Many people who have been sexually abused define themselves through the lens of that abuse.  They believe that their sometimes addictive and chaotic behaviour is caused solely by their childhood sexual abuse experience.  Unfortunately for someone looking for a simple cause and effect explanation of why they do what they do today- it’s not that simple.

We have come to understand that our early childhood relationships with our core parent or caregiver (attachments) shape our brain patterns and our behaviours.  There are three different kinds of “attachment” strategies, which have a significant effect upon how resilient we can be in the face of future trauma, including childhood sexual abuse. These three ways that kids learn to cope with their parents exist as strategies to feel comfortable and secure.  Attachment theory is the study of these strategies and how they come to be. These concepts are being introduced here in hope that you will gain further self-understanding about your own patterns of behaviour.
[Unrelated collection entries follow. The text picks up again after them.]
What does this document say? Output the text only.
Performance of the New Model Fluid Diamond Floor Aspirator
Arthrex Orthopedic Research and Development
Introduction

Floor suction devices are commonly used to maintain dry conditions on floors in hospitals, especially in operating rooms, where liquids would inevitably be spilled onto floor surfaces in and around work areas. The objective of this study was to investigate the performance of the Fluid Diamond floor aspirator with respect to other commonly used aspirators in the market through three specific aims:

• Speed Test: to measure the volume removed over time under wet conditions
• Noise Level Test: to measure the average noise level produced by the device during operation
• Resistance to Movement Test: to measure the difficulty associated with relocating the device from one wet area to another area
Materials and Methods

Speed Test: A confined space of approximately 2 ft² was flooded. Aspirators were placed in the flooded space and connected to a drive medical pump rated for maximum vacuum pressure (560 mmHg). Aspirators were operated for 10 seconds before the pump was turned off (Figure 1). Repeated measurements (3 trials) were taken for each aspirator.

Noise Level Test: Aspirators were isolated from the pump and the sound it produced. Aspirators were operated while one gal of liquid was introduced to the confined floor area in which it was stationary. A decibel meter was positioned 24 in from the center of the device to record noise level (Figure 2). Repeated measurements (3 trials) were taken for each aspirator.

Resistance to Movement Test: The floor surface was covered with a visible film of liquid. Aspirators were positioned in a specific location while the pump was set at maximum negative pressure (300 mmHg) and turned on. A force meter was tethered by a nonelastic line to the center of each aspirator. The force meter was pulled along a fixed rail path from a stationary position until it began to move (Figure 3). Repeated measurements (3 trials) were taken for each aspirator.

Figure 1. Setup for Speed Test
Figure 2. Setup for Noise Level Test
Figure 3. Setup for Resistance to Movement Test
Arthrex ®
For a newborn baby, survival is the name of the game. Aside from needing to eat and sleep, what they most require is to feel safe on all levels, especially emotionally.  Typically a loving, attentive primary caregiver provides a baby with that sense of security and safety.  Predictable care that sensitively meets a child’s needs allows them to feel loved and valued, molding healthy relationship styles for the years to come. The baby develops a sense of their own importance to others from these interactions; it gives them the foundation necessary to explore the world, learn and grow. This grounded sense of security is the basis of resilience to stress, like a protective factor preparing the child to weather the future storms of life.


When the caregiver’s natural response is to be “tuned into” their child, which means they pay attention in the moment to how the child is feeling as a direct result of their behaviour, then the child feels understood and connected to their parent.  This happens when the parent empathizes and places their mind “inside the mind of the child”.  Taking this perspective helps the parent to feel what their child is feeling and experiencing.  This requires that the parent be “present” and available to the child with their whole being at least some of the time.  This experience of attunement is at the heart of secure attachment. When a child experiences secure attachment at an early age, they are better able to balance their feelings and thoughts for clear communication and effective relationships throughout their lives. When the opposite is true for you, however, the odds are less in your favour.  The infant who is not securely attached will naturally seek to protect themselves from danger in other, not always healthy, ways.